11:00 am Discussion 1


11:45 am Talk 2

Husserl and Avenarius: the Constitution of the Ideality of the Noema and the Life-World as Foundation of Meaning

Kyle Banick, Chapman University/CSU Long Beach

In this work-in-progress, I will roughly sketch some aspects of the relation between Husserl’s thought and the epistemology of Avenarius’ empirio-criticism. By tracing both the shared motivations and the inflection point at which Avenarius and Husserl part ways, I will contemplate the constitution of the ideality of the noema as an ideal intensional entity constituted in acts of transcendental reflection–and I will attempt to shed light on Husserl’s motivations in the period of the Crisis, as he reflects back on the task Avenarius had long ago articulated to lay bare the “natural concept of the world”. The comparison between Husserl and Avenarius therefore corroborates the California semantic interpretation of the noema by applying a kind of Besinnung on Husserl’s own work and contributes to the discussion surrounding the constitution of ideal objects.

12:30 pm Discussion 2 (45 mins)


1:15 pm Lunch (1 hour 45 mins)


3:00 pm Talk 3

Mathematical Empathy

Stella Moon, UC Irvine

In Formal and Transcendental Logic, Husserl introduces the method of Besinnung for scientific practice. In order to exercise Besinnung (i.e. reflection on experience), Husserl claims we must `[stand] in, or [enter], a community of empathy with the scientists’. In this talk, I will characterise the ‘community of empathy’ within mathematical practice. Starting with Husserl’s broad notion of empathy as an intentional experience of other, the mathematical community (i.e. consisting of mathematicians) is a community of subjects who empathise with each other’s mathematical experiences — e.g. defining, proving, etc.
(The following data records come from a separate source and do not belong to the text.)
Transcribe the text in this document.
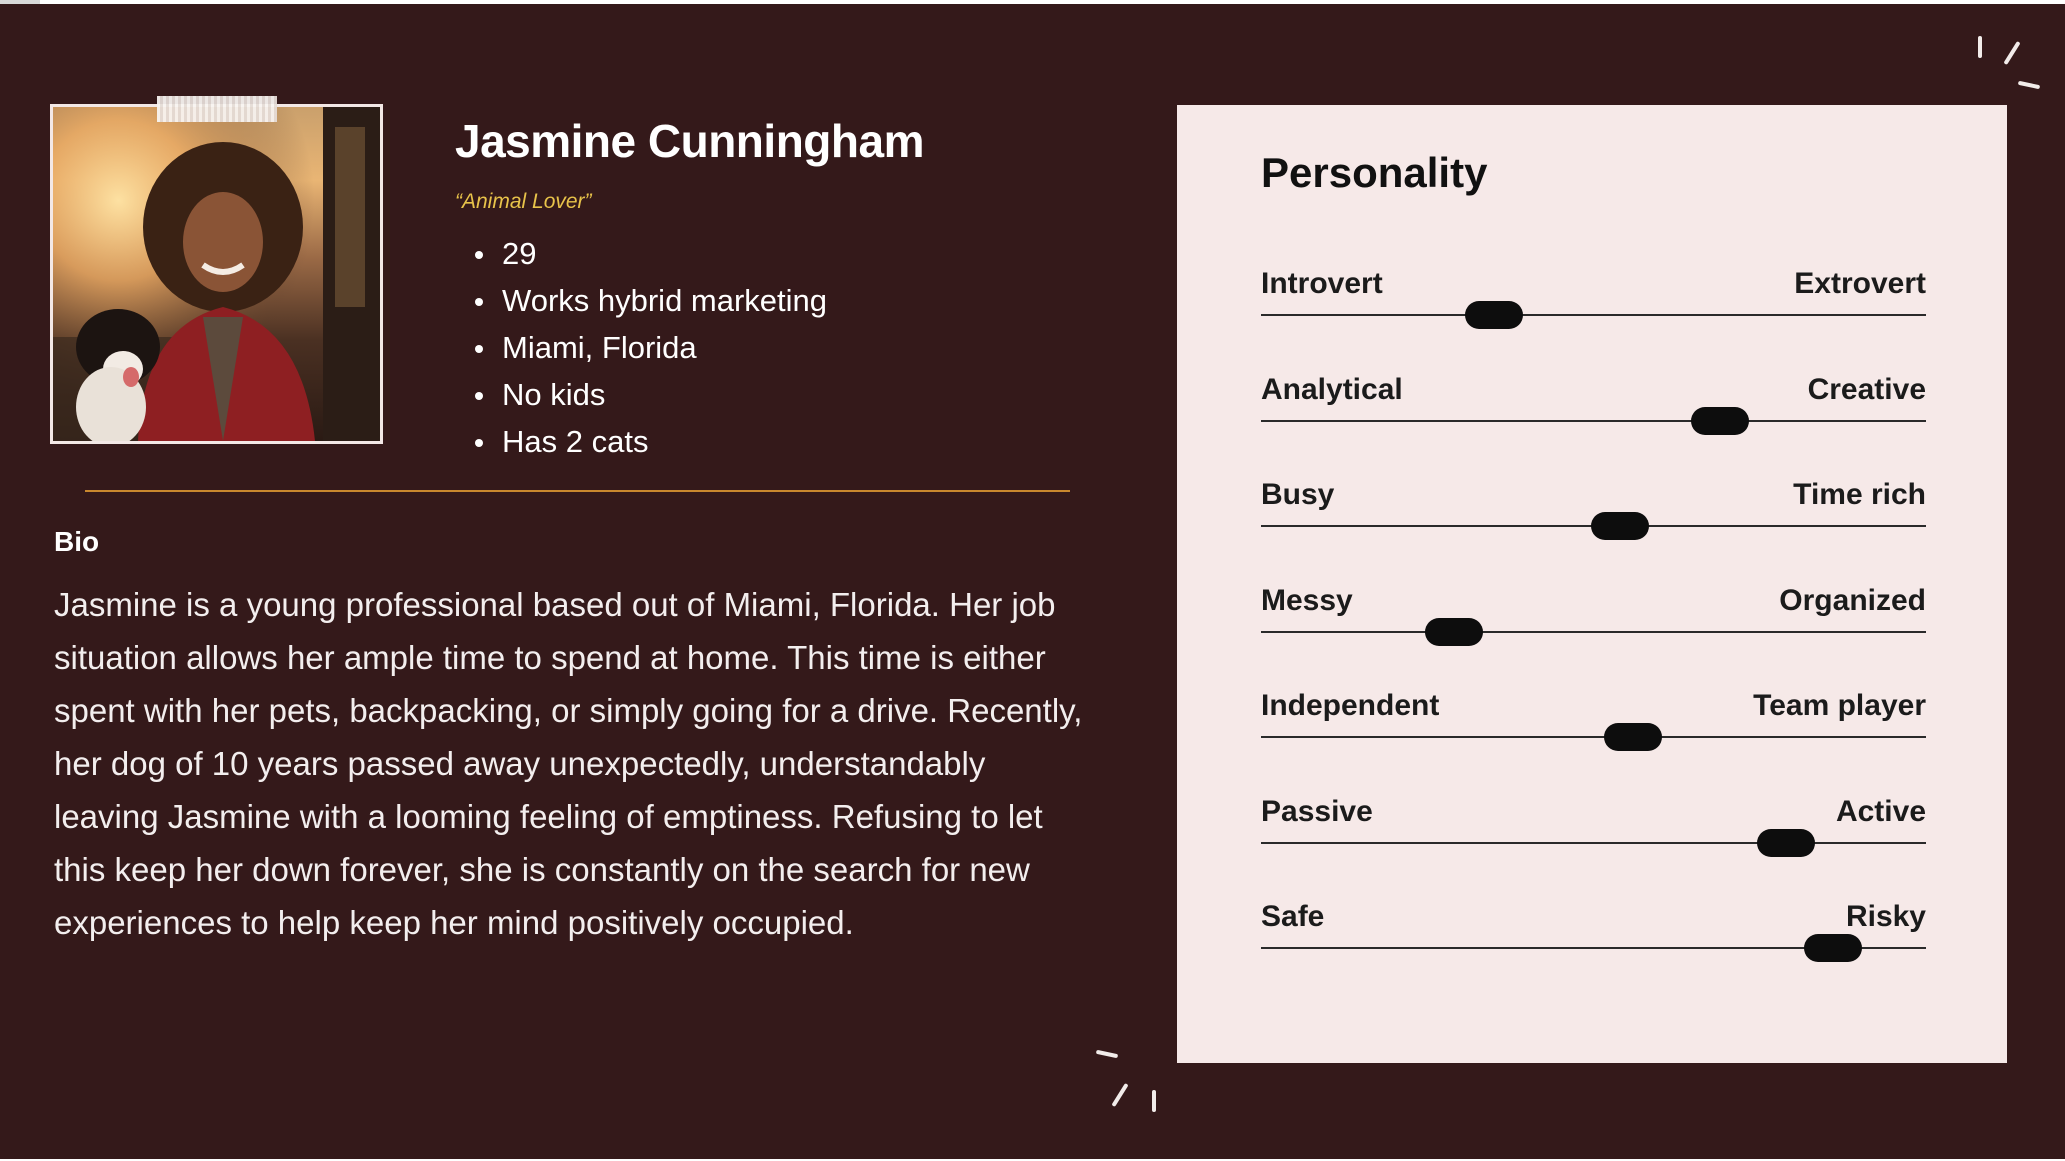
Jasmine Cunningham
“Animal Lover”
29
Works hybrid marketing
Miami, Florida
No kids
Has 2 cats
Bio

Jasmine is a young professional based out of Miami, Florida. Her job situation allows her ample time to spend at home. This time is either spent with her pets, backpacking, or simply going for a drive. Recently, her dog of 10 years passed away unexpectedly, understandably leaving Jasmine with a looming feeling of emptiness. Refusing to let this keep her down forever, she is constantly on the search for new experiences to help keep her mind positively occupied.

Personality
Introvert	Extrovert
Analytical	Creative
Busy	Time rich
Messy	Organized
Independent	Team player
Passive	Active
Safe	Risky
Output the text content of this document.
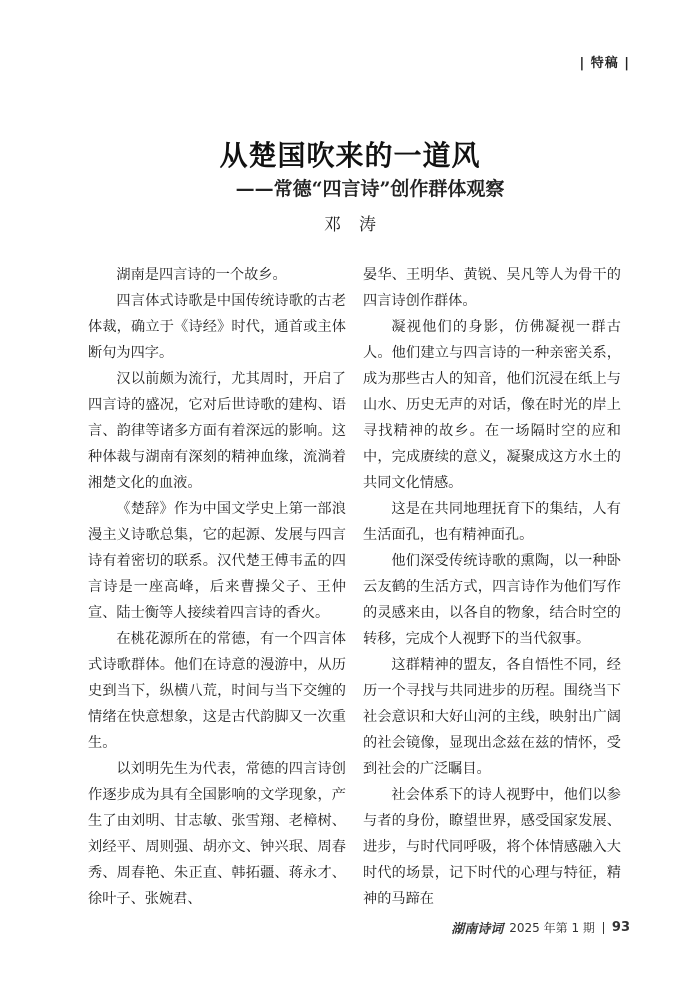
| 特稿 |
从楚国吹来的一道风
——常德“四言诗”创作群体观察
邓涛

湖南是四言诗的一个故乡。

四言体式诗歌是中国传统诗歌的古老体裁，确立于《诗经》时代，通首或主体断句为四字。

汉以前颇为流行，尤其周时，开启了四言诗的盛况，它对后世诗歌的建构、语言、韵律等诸多方面有着深远的影响。这种体裁与湖南有深刻的精神血缘，流淌着湘楚文化的血液。

《楚辞》作为中国文学史上第一部浪漫主义诗歌总集，它的起源、发展与四言诗有着密切的联系。汉代楚王傅韦孟的四言诗是一座高峰，后来曹操父子、王仲宣、陆士衡等人接续着四言诗的香火。

在桃花源所在的常德，有一个四言体式诗歌群体。他们在诗意的漫游中，从历史到当下，纵横八荒，时间与当下交缠的情绪在快意想象，这是古代韵脚又一次重生。

以刘明先生为代表，常德的四言诗创作逐步成为具有全国影响的文学现象，产生了由刘明、甘志敏、张雪翔、老樟树、刘经平、周则强、胡亦文、钟兴珉、周春秀、周春艳、朱正直、韩拓疆、蒋永才、徐叶子、张婉君、

晏华、王明华、黄锐、吴凡等人为骨干的四言诗创作群体。

凝视他们的身影，仿佛凝视一群古人。他们建立与四言诗的一种亲密关系，成为那些古人的知音，他们沉浸在纸上与山水、历史无声的对话，像在时光的岸上寻找精神的故乡。在一场隔时空的应和中，完成赓续的意义，凝聚成这方水土的共同文化情感。

这是在共同地理抚育下的集结，人有生活面孔，也有精神面孔。

他们深受传统诗歌的熏陶，以一种卧云友鹤的生活方式，四言诗作为他们写作的灵感来由，以各自的物象，结合时空的转移，完成个人视野下的当代叙事。

这群精神的盟友，各自悟性不同，经历一个寻找与共同进步的历程。围绕当下社会意识和大好山河的主线，映射出广阔的社会镜像，显现出念兹在兹的情怀，受到社会的广泛瞩目。

社会体系下的诗人视野中，他们以参与者的身份，瞭望世界，感受国家发展、进步，与时代同呼吸，将个体情感融入大时代的场景，记下时代的心理与特征，精神的马蹄在

湖南诗词 2025 年第 1 期 93
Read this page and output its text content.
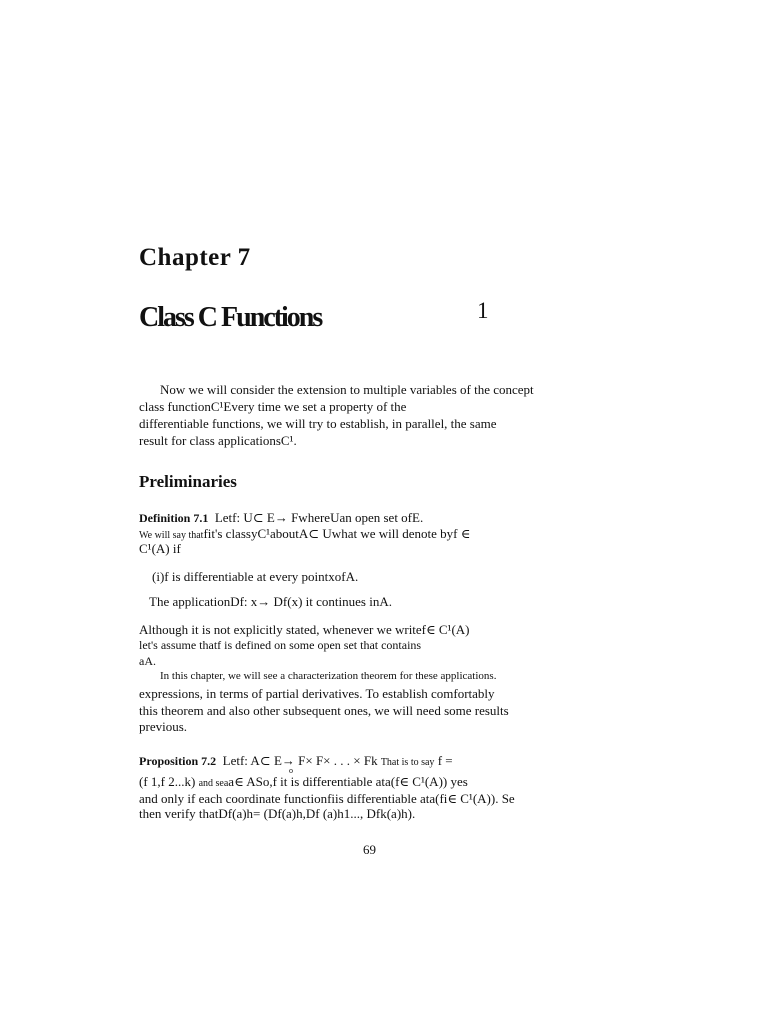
Chapter 7
Class C Functions	1
Now we will consider the extension to multiple variables of the concept
class functionC¹Every time we set a property of the
differentiable functions, we will try to establish, in parallel, the same
result for class applicationsC¹.
Preliminaries
Definition 7.1 Letf: U⊂ E→ FwhereUan open set ofE.
We will say thatfit's classyC¹aboutA⊂ Uwhat we will denote byf ∈
C¹(A) if
(i)f is differentiable at every pointxofA.
The applicationDf: x→ Df(x) it continues inA.
Although it is not explicitly stated, whenever we writef∈ C¹(A)
let's assume thatf is defined on some open set that contains
aA.
In this chapter, we will see a characterization theorem for these applications.
expressions, in terms of partial derivatives. To establish comfortably
this theorem and also other subsequent ones, we will need some results
previous.
Proposition 7.2 Letf: A⊂ E→ F× F× . . . × Fk That is to say f =
o
(f 1,f 2...k) and seaa∈ ASo,f it is differentiable ata(f∈ C¹(A)) yes
and only if each coordinate functionfiis differentiable ata(fi∈ C¹(A)). Se
then verify thatDf(a)h= (Df(a)h,Df (a)h1..., Dfk(a)h).
69
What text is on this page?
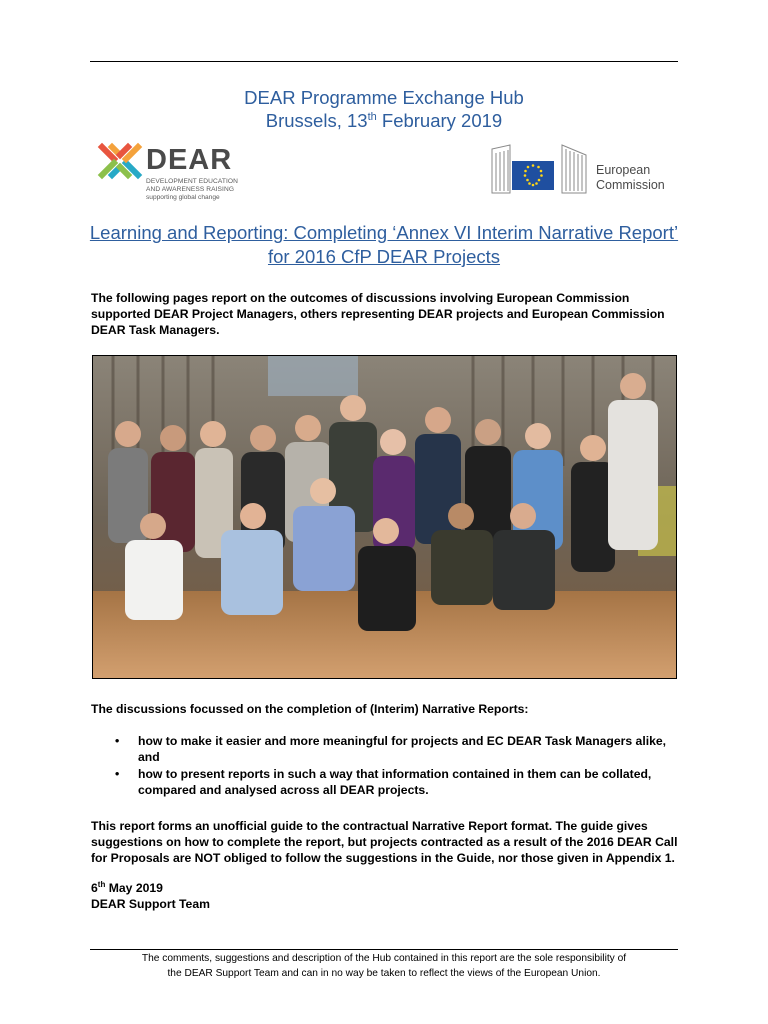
DEAR Programme Exchange Hub
Brussels, 13th February 2019
DEAR
DEVELOPMENT EDUCATION
AND AWARENESS RAISING
supporting global change
European
Commission
Learning and Reporting: Completing ‘Annex VI Interim Narrative Report’
for 2016 CfP DEAR Projects
The following pages report on the outcomes of discussions involving European Commission
supported DEAR Project Managers, others representing DEAR projects and European Commission
DEAR Task Managers.
The discussions focussed on the completion of (Interim) Narrative Reports:
• how to make it easier and more meaningful for projects and EC DEAR Task Managers alike,
and
• how to present reports in such a way that information contained in them can be collated,
compared and analysed across all DEAR projects.
This report forms an unofficial guide to the contractual Narrative Report format. The guide gives
suggestions on how to complete the report, but projects contracted as a result of the 2016 DEAR Call
for Proposals are NOT obliged to follow the suggestions in the Guide, nor those given in Appendix 1.
6th May 2019
DEAR Support Team
The comments, suggestions and description of the Hub contained in this report are the sole responsibility of
the DEAR Support Team and can in no way be taken to reflect the views of the European Union.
By considering Wiles’s proof of Fermat’s Last Theorem, I describe the different degrees of empathising with other’s experience of the proof: a case study in mathematical empathy. 

3:30 pm Discussion 3 (45 mins)


4:15 pm Talk 4

Structuralism in Husserl:  On the Formal and Material Dimensions of Mathematics

Erich Reck, UC Riverside & Clinton Tolley, UC San Diego

Recent work on Husserl’s philosophy of mathematics has emphasized the extent to which his discussions, both early and late, incorporate features of what has come to be known as structuralism about mathematics.  This is motivated by Husserl’s sympathetic discussion of Hilbert’s axiomatic method and his interest in the categoricity of axiomatic theories, as well as by his discussions of the centrality of form in both logic and ontology more generally.  As Mirja Hartimo’s recent book helps to bring out, however, throughout his career Husserl’s account also includes the identification of a further ‘material’ dimension or layer beyond the formal determinations which belong to its subject-matter.  For mathematical cognition this materiality is not given in terms of axiomatization but through some more ‘intuitive’ means.  In this talk we explore: what the materiality of mathematics consists in for Husserl; what the means are by which he thinks such materiality is given for cognition; and how Husserl’s account of the nature of this materiality might affect or qualify the judgment that he is a structuralist.  Along the way, we use comparisons with Kant, Frege, Cassirer, and Carnap to help sharpen the sense of options around these questions.